The following code does not work. I don't know if this is the desired behaviour or not.

def test_cycle():
        engine = Engine(loaders=[
            ('django.template.loaders.locmem.Loader', {
                'template': '{% for x in vars %}{%cycle "a" "b" "c" as cycler%}{% include "include" %}{% endfor %}',
                'include': '{% cycle cycler %}',
            }),
        ])
        output = engine.render_to_string('template', dict(vars=range(10)))
        print(output)

This is a pretty normal use case when cycle values are passed from another template.

Change History (5)

comment:1 by kapil garg, 8 years ago

Currently, cycle tags don't even work in include tag but a patch has been proposed in here.
But the named tags problem will still arise because it is handled by the parser.

comment:2 by Tim Graham, 8 years ago

Is the use case solved using the silent option? e.g.

from django.template.engine import Engine
engine = Engine(loaders=[
    ('django.template.loaders.locmem.Loader', {
        'template': '{% for x in vars %}{% cycle "a" "b" "c" as cycler silent %}{% include "include" %}{% endfor %}',
        'include': '{{ cycler }}',
    }),
])
output = engine.render_to_string('template', dict(vars=range(10)))

The output is 'abcabcabca'.

comment:3 by kapil garg, 8 years ago

If we use the cycle variable inside the included template like a normal variable then there is no problem but if we try to cycle through the variable in included template then it will raise TemplateSyntax Error.

def test_cycle():
        engine = Engine(loaders=[
            ('django.template.loaders.locmem.Loader', {
                'template': '{%cycle "a" "b" "c" as cycler silent%}{% for x in vars %}{% include "include" %}{% endfor %}',
                'include': '{% cycle cycler %}',
            }),
        ])
        output = engine.render_to_string('template', dict(vars=range(10)))
        print(output)

The above code raises TemplateSyntaxError for "include" template because for this template the "cycler" name has never been introduced before.

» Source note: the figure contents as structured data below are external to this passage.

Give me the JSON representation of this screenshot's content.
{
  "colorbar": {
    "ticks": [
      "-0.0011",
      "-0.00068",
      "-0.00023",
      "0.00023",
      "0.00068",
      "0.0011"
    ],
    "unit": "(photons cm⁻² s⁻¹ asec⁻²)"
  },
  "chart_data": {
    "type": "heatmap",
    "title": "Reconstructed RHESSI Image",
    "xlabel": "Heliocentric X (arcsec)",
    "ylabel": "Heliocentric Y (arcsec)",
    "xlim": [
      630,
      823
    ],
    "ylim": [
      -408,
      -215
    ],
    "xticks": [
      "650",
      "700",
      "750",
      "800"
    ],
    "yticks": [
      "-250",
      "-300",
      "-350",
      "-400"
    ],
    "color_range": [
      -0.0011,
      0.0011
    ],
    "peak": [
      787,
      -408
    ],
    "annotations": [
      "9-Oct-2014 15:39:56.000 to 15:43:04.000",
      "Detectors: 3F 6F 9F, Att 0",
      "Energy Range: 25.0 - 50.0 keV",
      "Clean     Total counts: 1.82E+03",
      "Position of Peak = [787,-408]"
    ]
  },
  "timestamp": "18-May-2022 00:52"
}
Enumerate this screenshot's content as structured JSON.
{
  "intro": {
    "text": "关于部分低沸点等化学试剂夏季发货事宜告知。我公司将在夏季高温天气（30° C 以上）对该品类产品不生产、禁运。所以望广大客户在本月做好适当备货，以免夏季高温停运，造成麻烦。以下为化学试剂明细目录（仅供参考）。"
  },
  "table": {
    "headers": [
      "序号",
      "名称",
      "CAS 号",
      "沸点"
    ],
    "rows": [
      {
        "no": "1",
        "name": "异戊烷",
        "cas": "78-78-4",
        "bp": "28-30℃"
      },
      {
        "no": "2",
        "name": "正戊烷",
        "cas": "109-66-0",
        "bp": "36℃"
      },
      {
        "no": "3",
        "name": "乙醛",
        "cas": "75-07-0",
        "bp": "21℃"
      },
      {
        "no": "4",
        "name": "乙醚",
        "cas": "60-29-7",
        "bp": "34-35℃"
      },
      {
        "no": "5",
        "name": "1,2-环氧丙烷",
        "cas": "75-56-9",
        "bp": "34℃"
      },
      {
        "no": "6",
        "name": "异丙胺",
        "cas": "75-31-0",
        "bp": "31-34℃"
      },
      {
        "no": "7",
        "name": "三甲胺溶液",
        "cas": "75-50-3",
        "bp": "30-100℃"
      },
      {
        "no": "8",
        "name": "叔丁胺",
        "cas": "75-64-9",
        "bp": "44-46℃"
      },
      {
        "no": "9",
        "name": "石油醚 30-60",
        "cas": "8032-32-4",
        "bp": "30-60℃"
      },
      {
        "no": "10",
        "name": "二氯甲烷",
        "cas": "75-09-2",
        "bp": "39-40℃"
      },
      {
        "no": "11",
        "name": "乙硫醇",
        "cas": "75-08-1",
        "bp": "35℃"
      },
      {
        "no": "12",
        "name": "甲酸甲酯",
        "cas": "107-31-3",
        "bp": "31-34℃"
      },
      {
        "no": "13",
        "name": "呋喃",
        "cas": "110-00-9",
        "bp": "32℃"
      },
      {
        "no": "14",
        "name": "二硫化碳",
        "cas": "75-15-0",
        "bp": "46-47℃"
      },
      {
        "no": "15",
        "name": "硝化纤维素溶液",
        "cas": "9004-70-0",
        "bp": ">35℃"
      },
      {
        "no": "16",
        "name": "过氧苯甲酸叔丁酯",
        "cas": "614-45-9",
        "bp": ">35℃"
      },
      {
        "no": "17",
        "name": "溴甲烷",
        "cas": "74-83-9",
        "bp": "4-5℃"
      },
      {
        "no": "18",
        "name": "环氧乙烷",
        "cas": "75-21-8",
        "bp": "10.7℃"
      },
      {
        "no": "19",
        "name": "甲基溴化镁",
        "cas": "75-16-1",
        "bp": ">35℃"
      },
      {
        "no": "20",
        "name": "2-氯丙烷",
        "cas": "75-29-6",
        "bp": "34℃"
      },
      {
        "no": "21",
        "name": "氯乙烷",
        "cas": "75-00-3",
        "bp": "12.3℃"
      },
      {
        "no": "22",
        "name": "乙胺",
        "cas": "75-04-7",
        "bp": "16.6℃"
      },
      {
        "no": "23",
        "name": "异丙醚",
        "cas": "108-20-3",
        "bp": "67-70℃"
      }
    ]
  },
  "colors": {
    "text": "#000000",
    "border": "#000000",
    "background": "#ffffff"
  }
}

comment:4 by Tim Graham, 8 years ago

My question is if the expected behavior of your snippet is different from the version I proposed? I'm not sure if we should try to make your version work or if it can be made to work, but if there's already a way to accomplish the use case, then it doesn't seem necessary.

comment:5 by kapil garg, 8 years ago

Resolution: worksforme
Status: newclosed

Yes, your version serves the purpose. I did not catch that.